Office demand may not "die" anytime soon, but it's definitely changing, with big shifts expected to play out in the intermediate to long term and the national vacancy rate forecast to rise to "near-record levels" in 2021 before beginning a slow decline starting in 2024.
A new report from Moody's Analytics REIS predicts effective rents will decline 7.5% this year—a significant number, to be sure, but not quite to the level of the Great Recession, when effective rents fell 8.9% in 2009. REIS analysts point out that even in New York City, a metro that's been synonymous with the precipitous declines wrought by COVID-19, effective rents showed a fraction of the declines they expected last year: asking rents fell by 1.0% (after they expected a fall of 4.4%) and effective rents declined by 2.4% (versus an anticipate decline of 8.6%).

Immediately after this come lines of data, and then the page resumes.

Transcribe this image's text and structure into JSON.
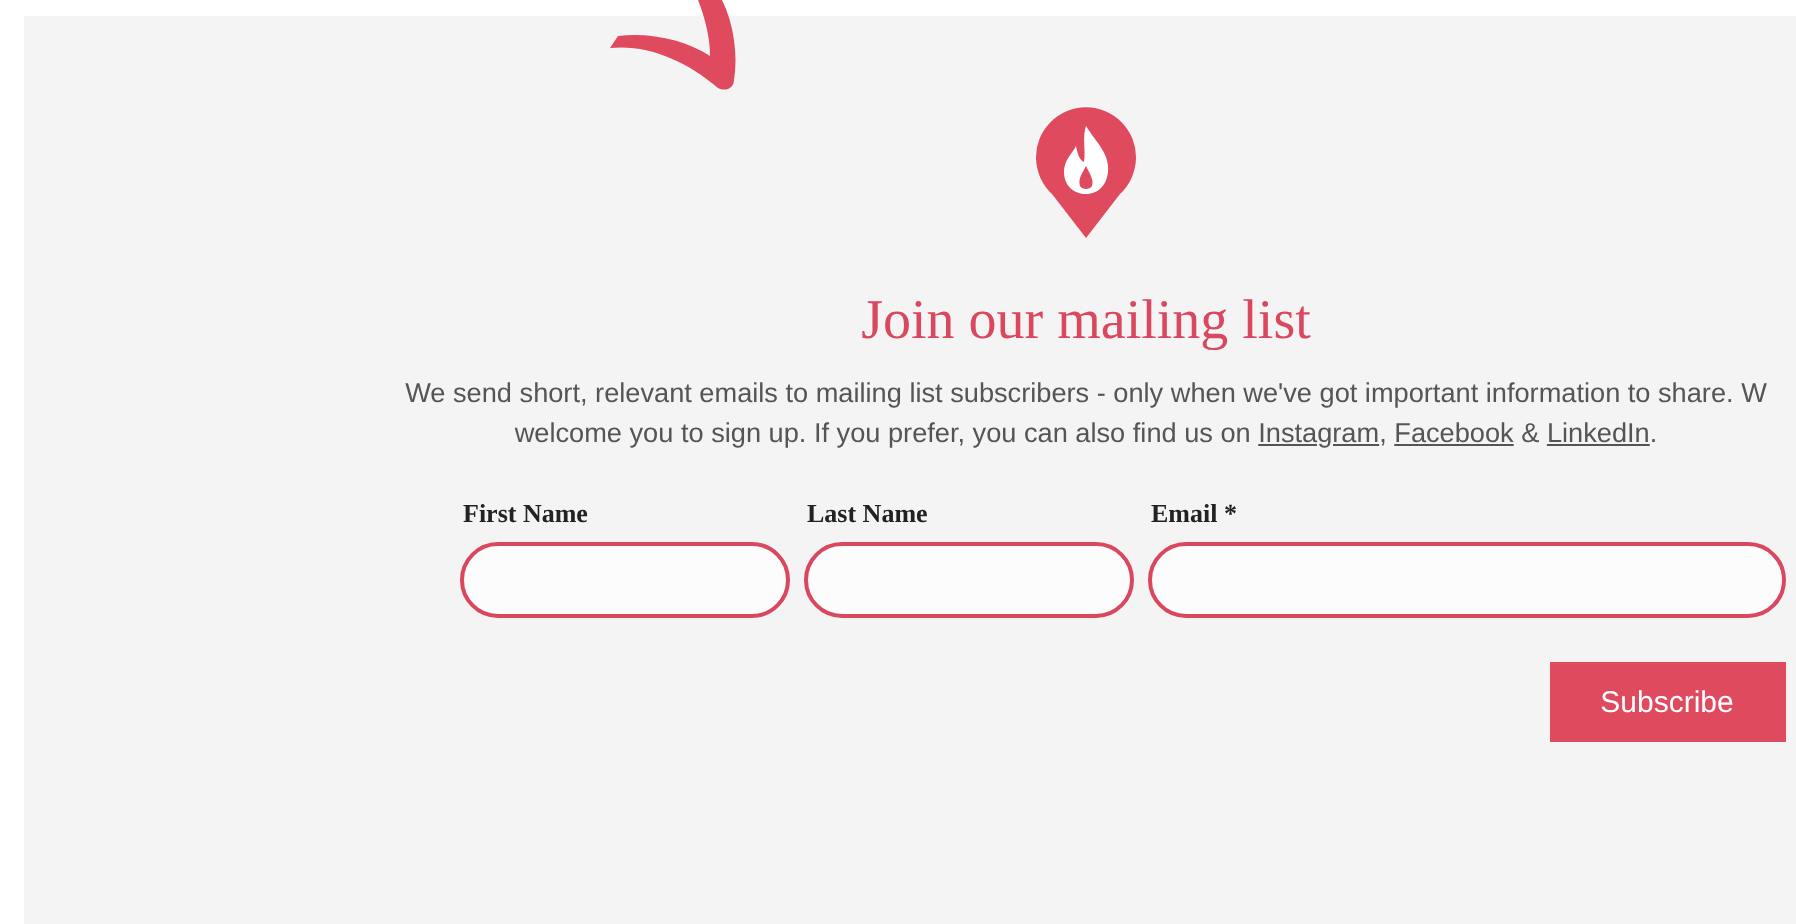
{
  "heading": "Join our mailing list",
  "intro": {
    "line_1": "We send short, relevant emails to mailing list subscribers - only when we've got important information to share. W",
    "line_2": "welcome you to sign up. If you prefer, you can also find us on",
    "links": [
      {
        "label": "Instagram",
        "after": ","
      },
      {
        "label": "Facebook",
        "after": " &"
      },
      {
        "label": "LinkedIn",
        "after": "."
      }
    ]
  },
  "fields": [
    {
      "label": "First Name",
      "kind": "short"
    },
    {
      "label": "Last Name",
      "kind": "short"
    },
    {
      "label": "Email *",
      "kind": "wide"
    }
  ],
  "submit": "Subscribe"
}
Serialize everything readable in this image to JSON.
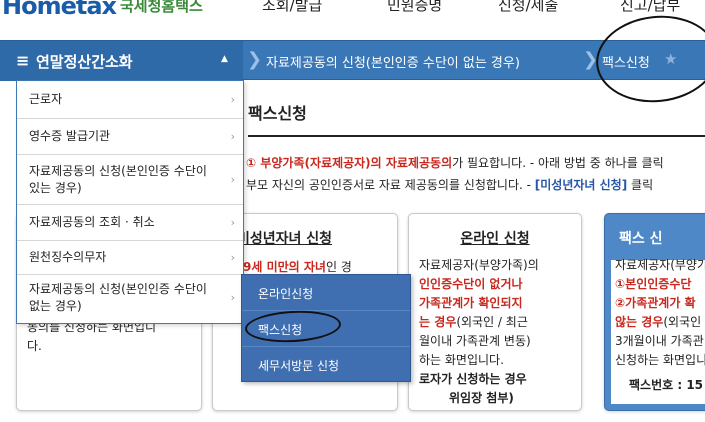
{
  "header": {
    "logo": "Hometax",
    "logo_sub": "국세청홈택스",
    "nav": [
      "조회/발급",
      "민원증명",
      "신청/제출",
      "신고/납부"
    ]
  },
  "breadcrumb": {
    "menu_title": "연말정산간소화",
    "item1": "자료제공동의 신청(본인인증 수단이 없는 경우)",
    "item2": "팩스신청"
  },
  "page": {
    "title": "팩스신청",
    "desc1_pre": "① 부양가족(자료제공자)의 자료제공동의",
    "desc1_post": "가 필요합니다. - 아래 방법 중 하나를 클릭",
    "desc2_pre": "부모 자신의 공인인증서로 자료 제공동의를 신청합니다. - ",
    "desc2_link": "[미성년자녀 신청]",
    "desc2_post": " 클릭"
  },
  "sidebar_menu": {
    "items": [
      {
        "label": "근로자"
      },
      {
        "label": "영수증 발급기관"
      },
      {
        "label": "자료제공동의 신청(본인인증 수단이 있는 경우)"
      },
      {
        "label": "자료제공동의 조회 · 취소"
      },
      {
        "label": "원천징수의무자"
      },
      {
        "label": "자료제공동의 신청(본인인증 수단이 없는 경우)"
      }
    ]
  },
  "submenu": {
    "items": [
      {
        "label": "온라인신청"
      },
      {
        "label": "팩스신청"
      },
      {
        "label": "세무서방문 신청"
      }
    ]
  },
  "cards": {
    "left_body": "동의를 신청하는 화면입니\n다.",
    "minor": {
      "title": "미성년자녀 신청",
      "line1_red": "9세 미만의 자녀",
      "line1_post": "인 경"
    },
    "online": {
      "title": "온라인 신청",
      "line1": "자료제공자(부양가족)의",
      "line2": "인인증수단이 없거나",
      "line3": "가족관계가 확인되지",
      "line4_red": "는 경우",
      "line4_post": "(외국인 / 최근",
      "line5": "월이내 가족관계 변동)",
      "line6": "하는 화면입니다.",
      "line7": "로자가 신청하는 경우",
      "line8": "위임장 첨부)"
    },
    "fax": {
      "title": "팩스 신",
      "line1": "자료제공자(부양가",
      "line2": "①본인인증수단",
      "line3": "②가족관계가 확",
      "line4_red": "않는 경우",
      "line4_post": "(외국인",
      "line5": "3개월이내 가족관",
      "line6": "신청하는 화면입니",
      "line7": "팩스번호 : 15"
    }
  }
}
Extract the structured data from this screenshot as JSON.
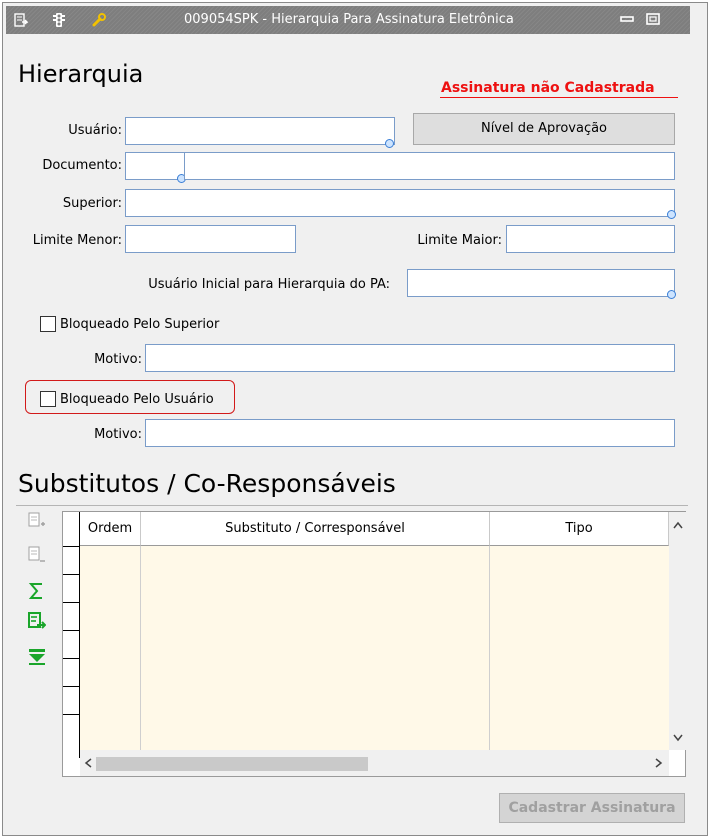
{
  "window": {
    "title": "009054SPK - Hierarquia Para Assinatura Eletrônica",
    "icons": [
      "document-arrow-icon",
      "traffic-light-icon",
      "wrench-icon"
    ],
    "controls": [
      "minimize-icon",
      "restore-icon"
    ]
  },
  "header": {
    "title": "Hierarquia",
    "status": "Assinatura  não Cadastrada",
    "status_color": "#ee1111"
  },
  "form": {
    "usuario_label": "Usuário:",
    "usuario_value": "",
    "nivel_button": "Nível de Aprovação",
    "documento_label": "Documento:",
    "documento_code": "",
    "documento_desc": "",
    "superior_label": "Superior:",
    "superior_value": "",
    "limite_menor_label": "Limite Menor:",
    "limite_menor_value": "",
    "limite_maior_label": "Limite Maior:",
    "limite_maior_value": "",
    "usuario_inicial_label": "Usuário Inicial para Hierarquia do PA:",
    "usuario_inicial_value": "",
    "bloq_superior_label": "Bloqueado Pelo Superior",
    "bloq_superior_checked": false,
    "motivo1_label": "Motivo:",
    "motivo1_value": "",
    "bloq_usuario_label": "Bloqueado Pelo Usuário",
    "bloq_usuario_checked": false,
    "motivo2_label": "Motivo:",
    "motivo2_value": ""
  },
  "substitutos": {
    "title": "Substitutos / Co-Responsáveis",
    "columns": [
      "Ordem",
      "Substituto / Corresponsável",
      "Tipo"
    ],
    "rows": [],
    "side_toolbar": [
      "add-row-icon",
      "remove-row-icon",
      "sum-icon",
      "export-icon",
      "filter-icon"
    ]
  },
  "footer": {
    "cadastrar_button": "Cadastrar Assinatura",
    "cadastrar_enabled": false
  }
}
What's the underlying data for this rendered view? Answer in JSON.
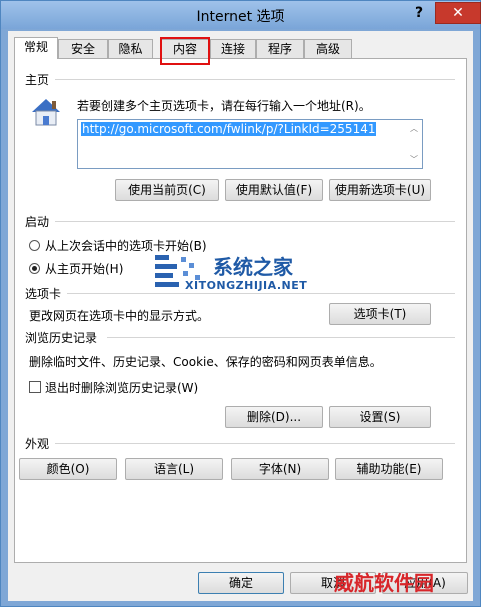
{
  "window": {
    "title": "Internet 选项",
    "help": "?",
    "close": "✕"
  },
  "tabs": [
    "常规",
    "安全",
    "隐私",
    "内容",
    "连接",
    "程序",
    "高级"
  ],
  "homepage": {
    "group": "主页",
    "prompt": "若要创建多个主页选项卡，请在每行输入一个地址(R)。",
    "url": "http://go.microsoft.com/fwlink/p/?LinkId=255141",
    "btn_current": "使用当前页(C)",
    "btn_default": "使用默认值(F)",
    "btn_newtab": "使用新选项卡(U)"
  },
  "startup": {
    "group": "启动",
    "opt1": "从上次会话中的选项卡开始(B)",
    "opt2": "从主页开始(H)",
    "selected": 2
  },
  "tabsgroup": {
    "group": "选项卡",
    "desc": "更改网页在选项卡中的显示方式。",
    "btn": "选项卡(T)"
  },
  "history": {
    "group": "浏览历史记录",
    "desc": "删除临时文件、历史记录、Cookie、保存的密码和网页表单信息。",
    "check": "退出时删除浏览历史记录(W)",
    "btn_delete": "删除(D)...",
    "btn_settings": "设置(S)"
  },
  "appearance": {
    "group": "外观",
    "btn_colors": "颜色(O)",
    "btn_languages": "语言(L)",
    "btn_fonts": "字体(N)",
    "btn_access": "辅助功能(E)"
  },
  "footer": {
    "ok": "确定",
    "cancel": "取消",
    "apply": "应用(A)"
  },
  "watermarks": {
    "site": "系统之家",
    "site_url": "XITONGZHIJIA.NET",
    "corner": "威航软件园"
  }
}
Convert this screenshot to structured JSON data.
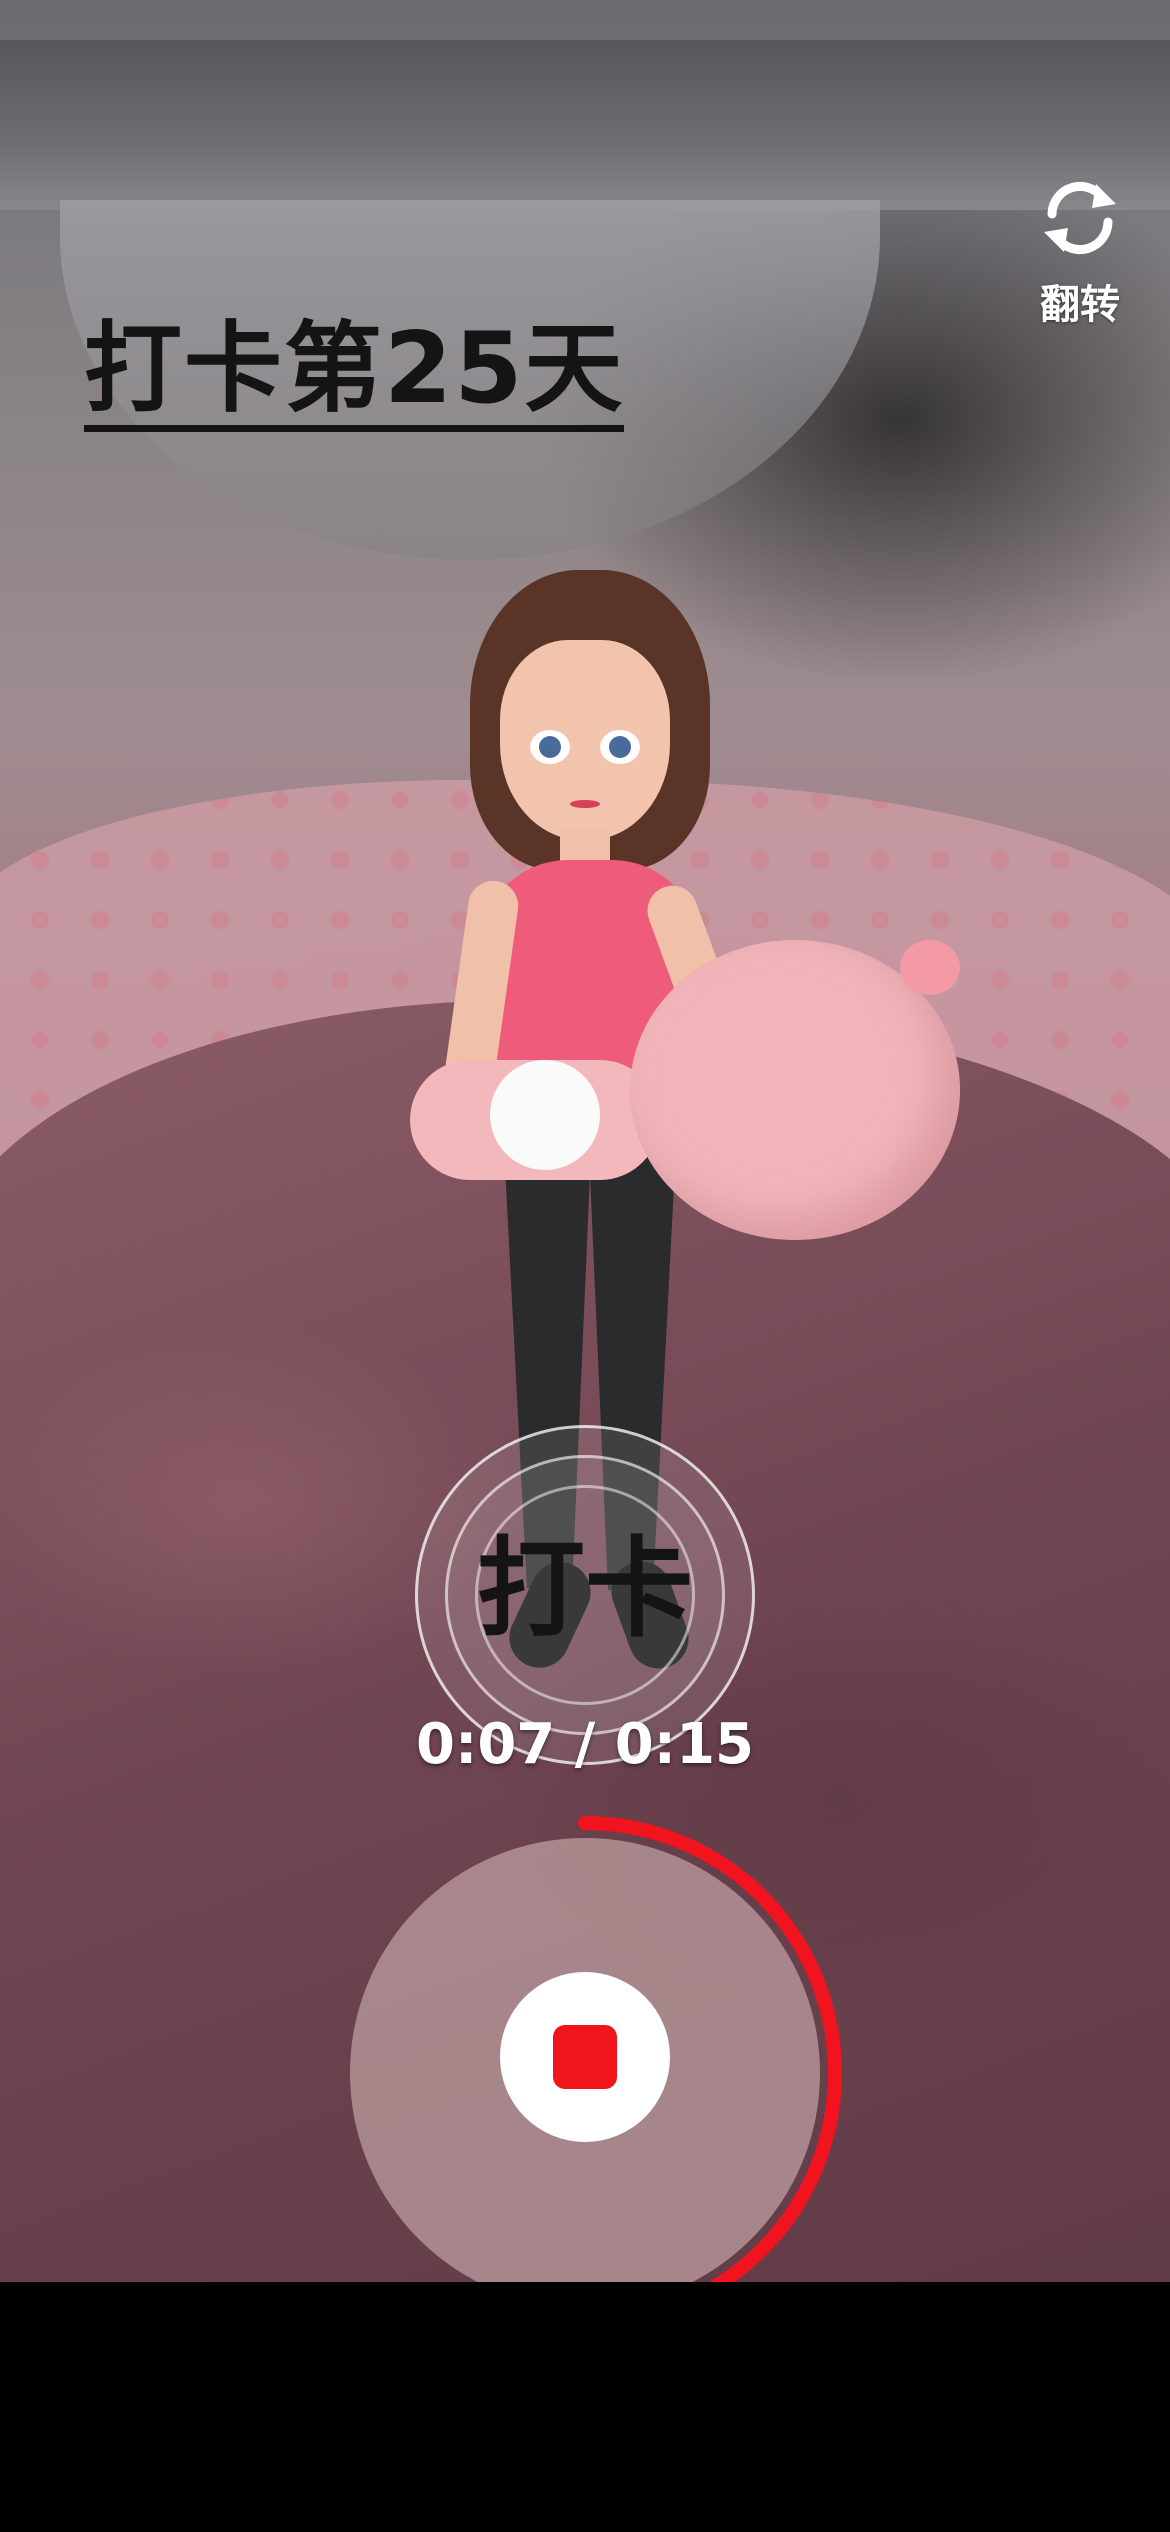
{
  "header": {
    "flip_label": "翻转",
    "flip_icon": "rotate-camera-icon",
    "title": "打卡第25天"
  },
  "checkin": {
    "label": "打卡"
  },
  "recording": {
    "elapsed": "0:07",
    "total": "0:15",
    "timer_text": "0:07 / 0:15",
    "progress": 0.4667,
    "stop_icon": "stop-icon"
  },
  "colors": {
    "record_red": "#f1141e",
    "title_text": "#141414",
    "white": "#ffffff"
  }
}
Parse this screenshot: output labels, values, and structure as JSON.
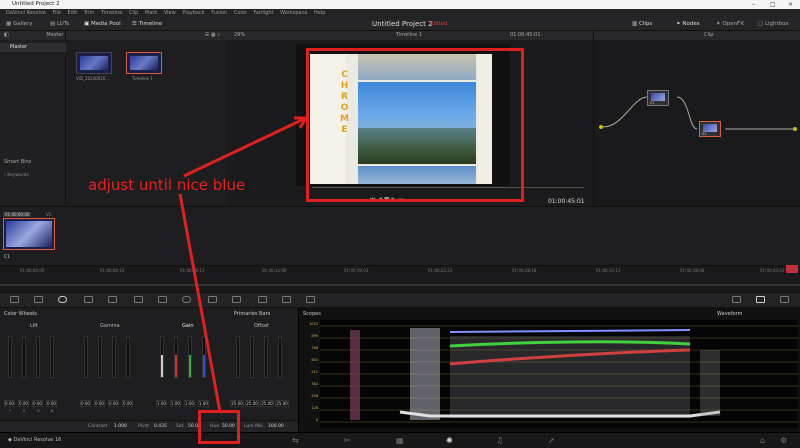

And while fairly large declines in rents are still forecast for New York City in 2021 and 2022, "unlike multifamily, we have, as a whole, revised our expectations for the office sector towards less severity in the near-term," the report states. "However, anticipating the longer-term nature of how the office sector may evolve as a response to the COVID crisis, we have also extended the time period before the expected recovery ensues…If the so-called office apocalypse has indeed been cancelled (for now) this does not mean that distress is not present; neither does it mean that there was no distress throughout 2020. The distress was simply very uneven."